Just over a month before the pandemic actually reached Brazil, the Mbya Guarani from Jaraguá started a fight for the creation of an Ecological Center for the Memory of the Guarani Culture Yary Ty, occupying land that was being deforested for the construction of more than 20 towers totaling 1,620 apartment units. In the advance of real estate speculation across indigenous territories, the construction company Tenda claimed that the construction aimed to meet the demand for social housing. However, as the collective network, Jornalistas Livres, reported after a series of protests and demonstrations, indigenous people, managed to argue in court that irregularities in the authorization process carried out by the city council at the commencement of the project conflicted with legal, constitutional and environmental acts.

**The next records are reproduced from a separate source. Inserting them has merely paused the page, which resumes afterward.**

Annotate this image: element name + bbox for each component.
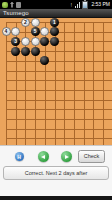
result-message-bar[interactable]: Correct. Next 2 days after bbox=[3, 166, 109, 180]
move-number-label: 4 bbox=[5, 27, 8, 36]
hint-button[interactable]: H bbox=[15, 152, 24, 161]
previous-move-button[interactable] bbox=[38, 151, 49, 162]
board-grid-hline bbox=[6, 80, 112, 81]
sd-card-icon bbox=[16, 2, 21, 8]
stone-black-F18 bbox=[50, 27, 59, 36]
title-bar: Tsumego bbox=[0, 9, 112, 18]
bottom-strip bbox=[0, 196, 112, 200]
stone-black-B17: 3 bbox=[11, 37, 20, 46]
stone-white-C19: 2 bbox=[21, 18, 30, 27]
alert-icon: ! bbox=[70, 2, 73, 8]
board-grid-hline bbox=[6, 109, 112, 110]
board-grid-hline bbox=[6, 100, 112, 101]
stone-black-E17 bbox=[40, 37, 49, 46]
board-grid-hline bbox=[6, 61, 112, 62]
board-grid-hline bbox=[6, 119, 112, 120]
stone-white-D19 bbox=[31, 18, 40, 27]
next-move-button[interactable] bbox=[61, 151, 72, 162]
stone-white-C17 bbox=[21, 37, 30, 46]
move-number-label: 2 bbox=[24, 18, 27, 27]
status-bar: ! 2:53 PM bbox=[0, 0, 112, 9]
battery-icon bbox=[82, 1, 88, 9]
board-grid-hline bbox=[6, 129, 112, 130]
check-button[interactable]: Check bbox=[78, 150, 105, 163]
move-number-label: 5 bbox=[34, 27, 37, 36]
check-button-label: Check bbox=[84, 153, 100, 159]
board-grid-hline bbox=[6, 138, 112, 139]
left-arrow-icon bbox=[41, 155, 45, 159]
stone-white-A18: 4 bbox=[2, 27, 11, 36]
go-board[interactable]: 21453 bbox=[0, 18, 112, 145]
controls-panel: H Check Correct. Next 2 days after bbox=[0, 145, 112, 196]
stone-black-D18: 5 bbox=[31, 27, 40, 36]
stone-black-B16 bbox=[11, 47, 20, 56]
stone-black-F17 bbox=[50, 37, 59, 46]
stone-white-B18 bbox=[11, 27, 20, 36]
status-time: 2:53 PM bbox=[91, 0, 110, 9]
stone-black-E15 bbox=[40, 56, 49, 65]
usb-icon bbox=[10, 2, 14, 8]
stone-white-E18 bbox=[40, 27, 49, 36]
signal-bars-icon bbox=[75, 2, 80, 8]
stone-black-C16 bbox=[21, 47, 30, 56]
stone-white-D17 bbox=[31, 37, 40, 46]
board-grid-hline bbox=[6, 32, 112, 33]
move-number-label: 1 bbox=[53, 18, 56, 27]
move-number-label: 3 bbox=[14, 37, 17, 46]
stone-black-D16 bbox=[31, 47, 40, 56]
stone-black-F19: 1 bbox=[50, 18, 59, 27]
app-notification-icon bbox=[2, 2, 8, 8]
board-grid-hline bbox=[6, 90, 112, 91]
board-grid-hline bbox=[6, 71, 112, 72]
app-title: Tsumego bbox=[3, 10, 29, 16]
right-arrow-icon bbox=[65, 155, 69, 159]
hint-icon: H bbox=[17, 154, 21, 160]
result-message-text: Correct. Next 2 days after bbox=[25, 170, 88, 176]
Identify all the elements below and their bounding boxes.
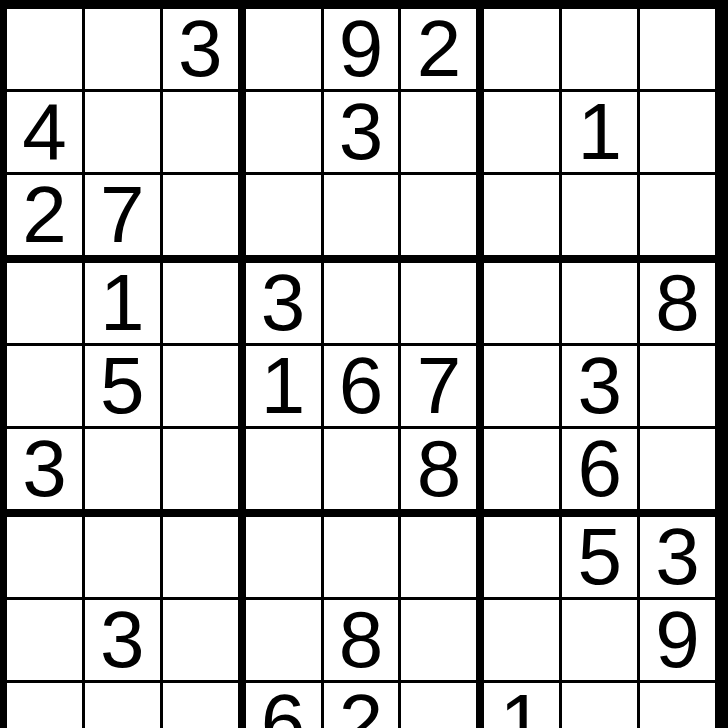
cell-r8c1[interactable] [7,600,82,680]
cell-r9c3[interactable] [163,683,238,728]
cell-r2c3[interactable] [163,92,238,172]
cell-r9c8[interactable] [562,683,637,728]
cell-r4c1[interactable] [7,263,82,343]
cell-r3c1: 2 [7,175,82,255]
cell-r9c6[interactable] [401,683,476,728]
cell-r2c7[interactable] [484,92,559,172]
cell-r8c7[interactable] [484,600,559,680]
cell-r1c6: 2 [401,9,476,89]
cell-r2c1: 4 [7,92,82,172]
cell-r6c4[interactable] [246,429,321,509]
cell-r5c7[interactable] [484,346,559,426]
cell-r6c6: 8 [401,429,476,509]
cell-r5c5: 6 [324,346,399,426]
cell-r2c6[interactable] [401,92,476,172]
cell-r7c8: 5 [562,517,637,597]
cell-r7c5[interactable] [324,517,399,597]
cell-r7c7[interactable] [484,517,559,597]
cell-r3c5[interactable] [324,175,399,255]
cell-r6c7[interactable] [484,429,559,509]
cell-r2c4[interactable] [246,92,321,172]
cell-r7c1[interactable] [7,517,82,597]
cell-r6c5[interactable] [324,429,399,509]
cell-r6c3[interactable] [163,429,238,509]
cell-r5c1[interactable] [7,346,82,426]
cell-r4c6[interactable] [401,263,476,343]
cell-r1c5: 9 [324,9,399,89]
cell-r9c2[interactable] [85,683,160,728]
cell-r1c4[interactable] [246,9,321,89]
cell-r1c8[interactable] [562,9,637,89]
cell-r3c7[interactable] [484,175,559,255]
cell-r8c5: 8 [324,600,399,680]
cell-r5c3[interactable] [163,346,238,426]
cell-r8c9: 9 [640,600,715,680]
cell-r1c1[interactable] [7,9,82,89]
cell-r4c5[interactable] [324,263,399,343]
cell-r3c4[interactable] [246,175,321,255]
cell-r6c8: 6 [562,429,637,509]
cell-r8c4[interactable] [246,600,321,680]
cell-r9c9[interactable] [640,683,715,728]
cell-r8c3[interactable] [163,600,238,680]
cell-r6c2[interactable] [85,429,160,509]
cell-r2c9[interactable] [640,92,715,172]
cell-r3c9[interactable] [640,175,715,255]
cell-r7c3[interactable] [163,517,238,597]
sudoku-page: 392431271385167338653389621 [0,0,728,728]
cell-r9c1[interactable] [7,683,82,728]
cell-r8c2: 3 [85,600,160,680]
cell-r4c8[interactable] [562,263,637,343]
cell-r1c9[interactable] [640,9,715,89]
cell-r4c9: 8 [640,263,715,343]
cell-r7c4[interactable] [246,517,321,597]
cell-r7c6[interactable] [401,517,476,597]
cell-r5c4: 1 [246,346,321,426]
cell-r5c9[interactable] [640,346,715,426]
cell-r9c5: 2 [324,683,399,728]
cell-r4c3[interactable] [163,263,238,343]
cell-r5c8: 3 [562,346,637,426]
cell-r9c4: 6 [246,683,321,728]
cell-r4c4: 3 [246,263,321,343]
cell-r5c6: 7 [401,346,476,426]
cell-r4c2: 1 [85,263,160,343]
cell-r7c9: 3 [640,517,715,597]
cell-r8c6[interactable] [401,600,476,680]
cell-r4c7[interactable] [484,263,559,343]
sudoku-board: 392431271385167338653389621 [0,0,728,728]
cell-r8c8[interactable] [562,600,637,680]
cell-r9c7: 1 [484,683,559,728]
cell-r2c5: 3 [324,92,399,172]
cell-r1c2[interactable] [85,9,160,89]
cell-r1c3: 3 [163,9,238,89]
cell-r3c8[interactable] [562,175,637,255]
cell-r3c6[interactable] [401,175,476,255]
cell-r2c8: 1 [562,92,637,172]
cell-r5c2: 5 [85,346,160,426]
cell-r1c7[interactable] [484,9,559,89]
cell-r7c2[interactable] [85,517,160,597]
cell-r3c2: 7 [85,175,160,255]
cell-r3c3[interactable] [163,175,238,255]
cell-r2c2[interactable] [85,92,160,172]
cell-r6c1: 3 [7,429,82,509]
cell-r6c9[interactable] [640,429,715,509]
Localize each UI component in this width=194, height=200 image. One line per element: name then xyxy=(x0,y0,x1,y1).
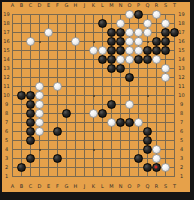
coord-label-right-5: 5 xyxy=(177,138,186,143)
coord-label-left-17: 17 xyxy=(3,30,10,35)
coord-label-left-7: 7 xyxy=(3,120,10,125)
stone-white-S13 xyxy=(161,64,170,73)
coord-label-left-9: 9 xyxy=(3,102,10,107)
coord-label-top-Q: Q xyxy=(144,3,151,8)
stone-black-M17 xyxy=(107,28,116,37)
coord-label-right-12: 12 xyxy=(177,75,186,80)
stone-black-O7 xyxy=(125,118,134,127)
coord-label-left-8: 8 xyxy=(3,111,10,116)
stone-white-D6 xyxy=(35,127,44,136)
stone-black-C9 xyxy=(26,100,35,109)
stone-white-S2 xyxy=(161,163,170,172)
stone-black-C5 xyxy=(26,136,35,145)
stone-black-S15 xyxy=(161,46,170,55)
coord-label-top-O: O xyxy=(126,3,133,8)
stone-white-O14 xyxy=(125,55,134,64)
coord-label-right-6: 6 xyxy=(177,129,186,134)
coord-label-top-A: A xyxy=(9,3,16,8)
stone-white-Q17 xyxy=(143,28,152,37)
stone-black-Q5 xyxy=(143,136,152,145)
coord-label-left-12: 12 xyxy=(3,75,10,80)
coord-label-left-6: 6 xyxy=(3,129,10,134)
coord-label-right-7: 7 xyxy=(177,120,186,125)
stone-white-P15 xyxy=(134,46,143,55)
stone-black-N17 xyxy=(116,28,125,37)
coord-label-right-11: 11 xyxy=(177,84,186,89)
last-move-marker xyxy=(155,166,158,169)
stone-black-F6 xyxy=(53,127,62,136)
coord-label-left-13: 13 xyxy=(3,66,10,71)
coord-label-left-15: 15 xyxy=(3,48,10,53)
coord-label-left-19: 19 xyxy=(3,12,10,17)
coord-label-top-C: C xyxy=(27,3,34,8)
coord-label-bottom-R: R xyxy=(153,184,160,189)
coord-label-bottom-J: J xyxy=(81,184,88,189)
grid-line-vertical xyxy=(102,14,103,177)
coord-label-top-G: G xyxy=(63,3,70,8)
stone-black-N13 xyxy=(116,64,125,73)
stone-white-Q18 xyxy=(143,19,152,28)
coord-label-top-N: N xyxy=(117,3,124,8)
coord-label-left-14: 14 xyxy=(3,57,10,62)
stone-black-Q4 xyxy=(143,145,152,154)
coord-label-right-16: 16 xyxy=(177,39,186,44)
stone-white-N18 xyxy=(116,19,125,28)
coord-label-top-T: T xyxy=(171,3,178,8)
stone-black-L14 xyxy=(98,55,107,64)
coord-label-right-14: 14 xyxy=(177,57,186,62)
coord-label-right-13: 13 xyxy=(177,66,186,71)
stone-white-P7 xyxy=(134,118,143,127)
coord-label-left-11: 11 xyxy=(3,84,10,89)
star-point-D16 xyxy=(39,41,41,43)
coord-label-top-L: L xyxy=(99,3,106,8)
stone-black-Q6 xyxy=(143,127,152,136)
stone-white-O9 xyxy=(125,100,134,109)
stone-white-O17 xyxy=(125,28,134,37)
grid-line-horizontal xyxy=(12,158,175,159)
coord-label-top-F: F xyxy=(54,3,61,8)
stone-black-N15 xyxy=(116,46,125,55)
stone-black-C10 xyxy=(26,91,35,100)
coord-label-right-3: 3 xyxy=(177,156,186,161)
coord-label-right-8: 8 xyxy=(177,111,186,116)
coord-label-left-2: 2 xyxy=(3,165,10,170)
coord-label-bottom-N: N xyxy=(117,184,124,189)
stone-white-R3 xyxy=(152,154,161,163)
coord-label-bottom-L: L xyxy=(99,184,106,189)
stone-white-D7 xyxy=(35,118,44,127)
stone-black-S16 xyxy=(161,37,170,46)
coord-label-top-M: M xyxy=(108,3,115,8)
stone-black-G8 xyxy=(62,109,71,118)
stone-white-R19 xyxy=(152,10,161,19)
coord-label-left-16: 16 xyxy=(3,39,10,44)
stone-black-Q15 xyxy=(143,46,152,55)
stone-black-M16 xyxy=(107,37,116,46)
coord-label-top-B: B xyxy=(18,3,25,8)
stone-white-P16 xyxy=(134,37,143,46)
coord-label-right-19: 19 xyxy=(177,12,186,17)
coord-label-bottom-K: K xyxy=(90,184,97,189)
stone-white-N14 xyxy=(116,55,125,64)
coord-label-bottom-H: H xyxy=(72,184,79,189)
stone-black-R16 xyxy=(152,37,161,46)
stone-white-E17 xyxy=(44,28,53,37)
stone-white-S18 xyxy=(161,19,170,28)
coord-label-bottom-A: A xyxy=(9,184,16,189)
stone-white-D8 xyxy=(35,109,44,118)
coord-label-left-5: 5 xyxy=(3,138,10,143)
coord-label-right-2: 2 xyxy=(177,165,186,170)
stone-black-C6 xyxy=(26,127,35,136)
stone-white-M7 xyxy=(107,118,116,127)
coord-label-top-K: K xyxy=(90,3,97,8)
stone-black-N16 xyxy=(116,37,125,46)
go-board[interactable]: AABBCCDDEEFFGGHHJJKKLLMMNNOOPPQQRRSSTT19… xyxy=(2,2,190,192)
coord-label-bottom-C: C xyxy=(27,184,34,189)
stone-black-M13 xyxy=(107,64,116,73)
coord-label-right-9: 9 xyxy=(177,102,186,107)
stone-black-B10 xyxy=(17,91,26,100)
stone-white-S12 xyxy=(161,73,170,82)
coord-label-top-R: R xyxy=(153,3,160,8)
stone-white-C16 xyxy=(26,37,35,46)
coord-label-bottom-B: B xyxy=(18,184,25,189)
coord-label-right-10: 10 xyxy=(177,93,186,98)
stone-black-N7 xyxy=(116,118,125,127)
stone-white-R14 xyxy=(152,55,161,64)
stone-white-F11 xyxy=(53,82,62,91)
coord-label-bottom-T: T xyxy=(171,184,178,189)
coord-label-bottom-E: E xyxy=(45,184,52,189)
stone-white-D11 xyxy=(35,82,44,91)
coord-label-bottom-G: G xyxy=(63,184,70,189)
stone-black-C7 xyxy=(26,118,35,127)
stone-white-O19 xyxy=(125,10,134,19)
coord-label-bottom-F: F xyxy=(54,184,61,189)
stone-black-T17 xyxy=(170,28,179,37)
stone-black-M9 xyxy=(107,100,116,109)
stone-white-H16 xyxy=(71,37,80,46)
coord-label-top-H: H xyxy=(72,3,79,8)
stone-black-O12 xyxy=(125,73,134,82)
stone-black-L18 xyxy=(98,19,107,28)
coord-label-right-15: 15 xyxy=(177,48,186,53)
coord-label-right-18: 18 xyxy=(177,21,186,26)
coord-label-left-10: 10 xyxy=(3,93,10,98)
stone-black-Q14 xyxy=(143,55,152,64)
stone-black-P19 xyxy=(134,10,143,19)
stone-white-O16 xyxy=(125,37,134,46)
goban-screenshot-frame: AABBCCDDEEFFGGHHJJKKLLMMNNOOPPQQRRSSTT19… xyxy=(0,0,194,200)
coord-label-bottom-S: S xyxy=(162,184,169,189)
coord-label-top-E: E xyxy=(45,3,52,8)
stone-black-Q2 xyxy=(143,163,152,172)
coord-label-bottom-D: D xyxy=(36,184,43,189)
coord-label-right-1: 1 xyxy=(177,174,186,179)
stone-black-B2 xyxy=(17,163,26,172)
stone-white-O15 xyxy=(125,46,134,55)
stone-black-M15 xyxy=(107,46,116,55)
stone-white-D9 xyxy=(35,100,44,109)
stone-black-F3 xyxy=(53,154,62,163)
star-point-K16 xyxy=(93,41,95,43)
stone-black-R2 xyxy=(152,163,161,172)
coord-label-bottom-Q: Q xyxy=(144,184,151,189)
coord-label-right-4: 4 xyxy=(177,147,186,152)
stone-black-L8 xyxy=(98,109,107,118)
star-point-K4 xyxy=(93,149,95,151)
coord-label-left-1: 1 xyxy=(3,174,10,179)
coord-label-top-D: D xyxy=(36,3,43,8)
coord-label-left-18: 18 xyxy=(3,21,10,26)
star-point-D4 xyxy=(39,149,41,151)
coord-label-top-P: P xyxy=(135,3,142,8)
stone-black-R15 xyxy=(152,46,161,55)
grid-line-horizontal xyxy=(12,176,175,177)
coord-label-bottom-M: M xyxy=(108,184,115,189)
stone-black-M14 xyxy=(107,55,116,64)
grid-line-vertical xyxy=(174,14,175,177)
coord-label-top-J: J xyxy=(81,3,88,8)
star-point-K10 xyxy=(93,95,95,97)
stone-white-K15 xyxy=(89,46,98,55)
stone-black-P14 xyxy=(134,55,143,64)
coord-label-bottom-O: O xyxy=(126,184,133,189)
stone-white-P17 xyxy=(134,28,143,37)
stone-white-L15 xyxy=(98,46,107,55)
coord-label-top-S: S xyxy=(162,3,169,8)
stone-white-D10 xyxy=(35,91,44,100)
coord-label-left-3: 3 xyxy=(3,156,10,161)
stone-white-R4 xyxy=(152,145,161,154)
coord-label-left-4: 4 xyxy=(3,147,10,152)
star-point-Q16 xyxy=(147,41,149,43)
stone-black-C3 xyxy=(26,154,35,163)
stone-black-P3 xyxy=(134,154,143,163)
star-point-Q10 xyxy=(147,95,149,97)
stone-white-K8 xyxy=(89,109,98,118)
stone-black-S17 xyxy=(161,28,170,37)
stone-black-C8 xyxy=(26,109,35,118)
coord-label-bottom-P: P xyxy=(135,184,142,189)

Dialogues with people from indigenous communities with whom we have built partnerships with under the University Culture and Extension program have taken place over the phone and social networks. The communities have avoided visits by people who are not residents of the community as a protective measure to avoid spreading COVID-19. While these measures were announced by the Tekoa, in the early days of the pandemic in Brazil (in the week of March 12), the University also took a series of measures to interrupt academic activities or adapt them to the new scenario. Thus, the USP team of our Indigenous Network started to meet by videoconference, weekly. In the channels of dialogue with indigenous people in the communities, we note that, of the eight communities we consulted with regarding the current situation, six said they were managing to protect themselves from infection and were able to maintain their livelihoods through internal social organization and partnerships with supporters who mobilized to do online collections to bring supplies to communities. Two of them, however, were unable to establish partnerships that could assist them sufficiently in terms of food and hygiene supplies, generating great concern. We have been mobilizing, at that moment, as a team that has a series of limitations, to establish mediations that allow these communities access to resources necessary for survival, as well as to understand the situation and elaborate solutions consistent with our Amerindian worldviews.